Duterte's reputation for promoting violence in the name of public safety — even boasting about having "personally" killed suspected criminals — has earned him intense condemnation from human rights groups across the globe.
As recently as December, Duterte said he would go around "looking for a confrontation so I could kill" while he was mayor.
Phelim Kine, deputy director of the Asia division of Human Rights Watch, told NBC News that HRW documented the "vicious death squad" during Duterte's tenure as mayor.
"It killed hundreds of people," Kine said. He added that although the group never found "any conclusive link" between Duterte and the death squad, they did find that members of his police force and city government "were very much involved" and "paying these killers."
As president, HRW and other groups say Duterte's "war on drugs" and crime has led to the deaths of an estimated 7,000 people.
"It's absolutely appalling that President Trump's first meaningful engagement with President Duterte did not include any meaningful reference or condemnation for the fact that Duterte has inflicted nothing less than an absolute human rights calamity on his country," Kine said.

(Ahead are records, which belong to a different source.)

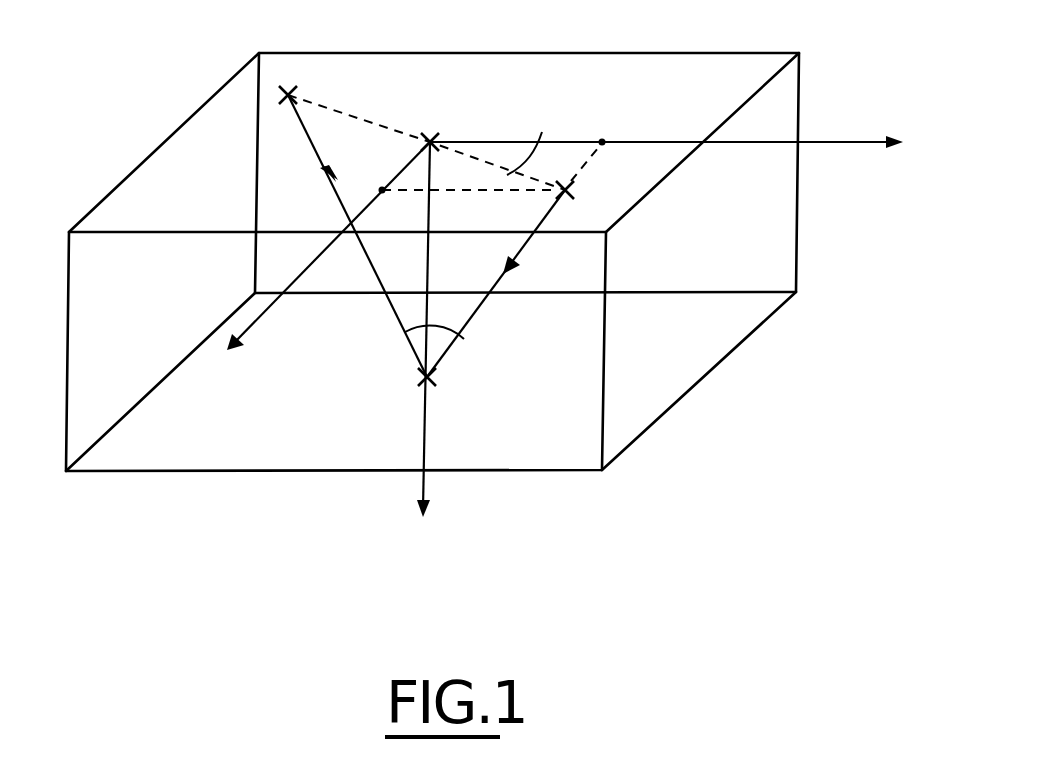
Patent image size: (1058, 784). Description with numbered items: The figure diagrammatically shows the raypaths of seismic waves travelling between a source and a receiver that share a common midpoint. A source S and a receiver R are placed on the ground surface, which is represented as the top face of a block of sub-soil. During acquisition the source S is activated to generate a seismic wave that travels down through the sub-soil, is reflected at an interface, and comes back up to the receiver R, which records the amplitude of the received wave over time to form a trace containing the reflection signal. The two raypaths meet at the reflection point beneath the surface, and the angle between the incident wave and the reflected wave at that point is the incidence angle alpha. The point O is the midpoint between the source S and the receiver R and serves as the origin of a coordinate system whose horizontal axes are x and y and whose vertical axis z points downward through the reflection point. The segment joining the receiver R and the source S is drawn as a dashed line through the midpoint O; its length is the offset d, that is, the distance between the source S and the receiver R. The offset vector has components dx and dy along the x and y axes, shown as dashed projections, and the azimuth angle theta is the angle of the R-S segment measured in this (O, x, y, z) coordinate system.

The receiver R is at (353, 218).
The midpoint O is at (440, 126).
The source S is at (512, 278).
The x-component of the offset vector dx is at (359, 172).
The y-component of the offset vector dy is at (626, 125).
The offset d is at (462, 180).
The azimuth angle theta is at (530, 154).
The incidence angle alpha is at (437, 346).
The x axis x is at (328, 258).
The y axis y is at (681, 133).
The z axis z is at (411, 343).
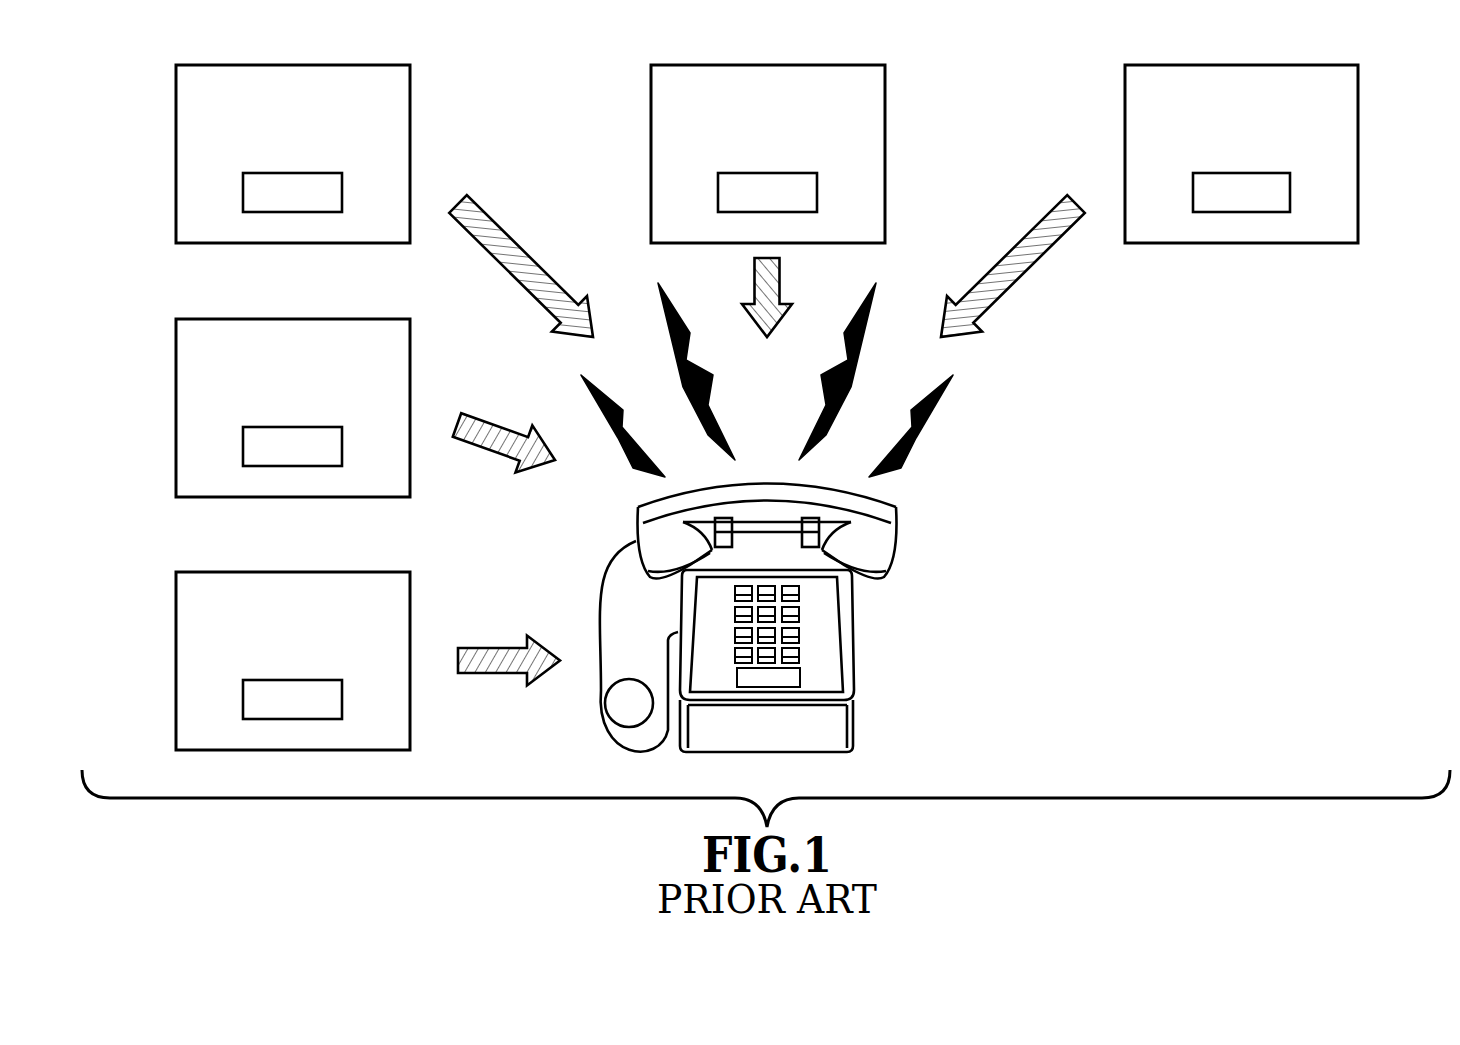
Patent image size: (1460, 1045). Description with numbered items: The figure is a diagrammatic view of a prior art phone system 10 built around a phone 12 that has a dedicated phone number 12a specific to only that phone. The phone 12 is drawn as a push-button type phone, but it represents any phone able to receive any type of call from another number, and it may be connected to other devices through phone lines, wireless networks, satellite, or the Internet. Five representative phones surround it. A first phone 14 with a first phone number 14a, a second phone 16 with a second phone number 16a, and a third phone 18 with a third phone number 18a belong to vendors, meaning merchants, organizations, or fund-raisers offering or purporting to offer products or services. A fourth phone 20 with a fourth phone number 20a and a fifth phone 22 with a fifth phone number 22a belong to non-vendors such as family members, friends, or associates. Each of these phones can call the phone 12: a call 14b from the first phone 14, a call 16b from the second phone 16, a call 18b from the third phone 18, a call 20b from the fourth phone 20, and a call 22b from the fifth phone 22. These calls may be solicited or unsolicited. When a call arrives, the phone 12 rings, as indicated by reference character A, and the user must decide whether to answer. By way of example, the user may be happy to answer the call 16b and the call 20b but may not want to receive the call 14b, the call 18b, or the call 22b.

The phone system 10 is at (1146, 601).
The phone 12 is at (858, 633).
The dedicated phone number 12a is at (793, 679).
The first phone 14 is at (174, 628).
The first phone number 14a is at (257, 700).
The call 14b is at (488, 648).
The second phone 16 is at (174, 375).
The second phone number 16a is at (257, 447).
The call 16b is at (490, 422).
The third phone 18 is at (174, 121).
The third phone number 18a is at (257, 193).
The call 18b is at (491, 212).
The fourth phone 20 is at (649, 121).
The fourth phone number 20a is at (732, 193).
The call 20b is at (755, 278).
The fifth phone 22 is at (1360, 121).
The fifth phone number 22a is at (1273, 193).
The call 22b is at (1044, 212).
The ringing of the phone A is at (930, 450).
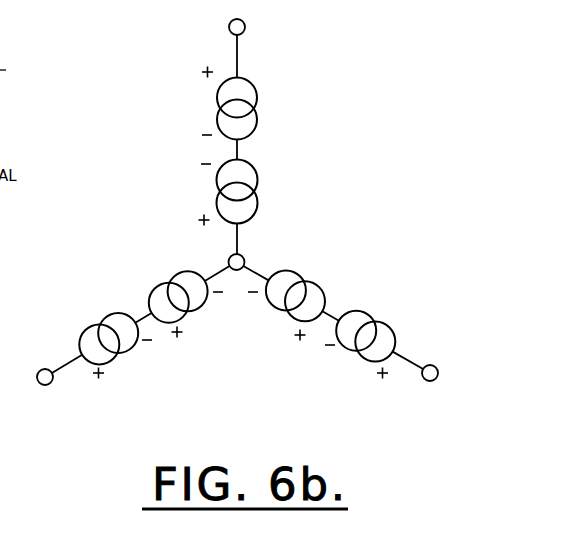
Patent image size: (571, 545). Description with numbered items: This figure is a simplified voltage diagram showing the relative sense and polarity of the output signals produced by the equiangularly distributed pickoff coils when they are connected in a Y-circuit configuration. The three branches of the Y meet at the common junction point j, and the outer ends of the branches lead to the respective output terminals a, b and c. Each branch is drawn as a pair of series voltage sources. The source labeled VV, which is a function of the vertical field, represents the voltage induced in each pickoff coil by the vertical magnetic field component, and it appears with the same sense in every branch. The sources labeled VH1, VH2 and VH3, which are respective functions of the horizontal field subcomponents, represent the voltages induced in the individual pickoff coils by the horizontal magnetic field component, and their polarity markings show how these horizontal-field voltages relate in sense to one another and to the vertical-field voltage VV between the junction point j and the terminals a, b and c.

The output terminal a is at (237, 38).
The output terminal b is at (437, 379).
The output terminal c is at (35, 378).
The junction point j is at (243, 257).
The vertical field voltage VV is at (239, 223).
The horizontal field voltage VH1 is at (248, 193).
The horizontal field voltage VH2 is at (293, 297).
The horizontal field voltage VH3 is at (186, 293).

Duterte rode an anti-establishment wave to the presidency in May 2016, despite his history of outlandish comments and his predecessor, former President Benigno Aquino, endorsing the Liberal Party's Manuel Roxas for his preferred successor.
"He was not somebody you would have expected to end up as president of the Philippines," Ott said.
Duterte made his signature issue what he described a rampant drug problem in the Philippines, Ott said, and was able to galvanize a strong base around that issue and eradicating crime in the Philippines.
"He’s a very distinctive personality — very flamboyant, very much like Donald Trump — lots of bravado, lots of bombast," he said "He cut quite a swaggering path through the presidential camp."
Heydarian noted that Duterte was able to successfully portray his more mainstream opponents as corrupt and ineffective.
"By some chance all of his opponents had skeletons in their closets, so when Duterte played this anti-establishment card, it really struck a chord," he said.
"He was the right guy at the right time," he added.
Duterte received more than 16.6 million votes in the election, 6.6 million more than his closest opponent, Roxas, according to the AP.
"He has not lost a single election in his life — how many people have done that?" Heydarian said.
In December, he threatened government officials with the prospect of being thrown out of a helicopter in mid-air if they were found to be corrupt — claiming he had done it before to a man suspected of rape and murder.
He caused an uproar during his campaign for joking that he would have liked to be the first to rape a woman who was gang-raped and killed while he was mayor during in a 1989 prison riot in Davao.
"I was angry because she was raped, that's one thing. But she was so beautiful, the mayor should have been first. What a waste," Duterte said.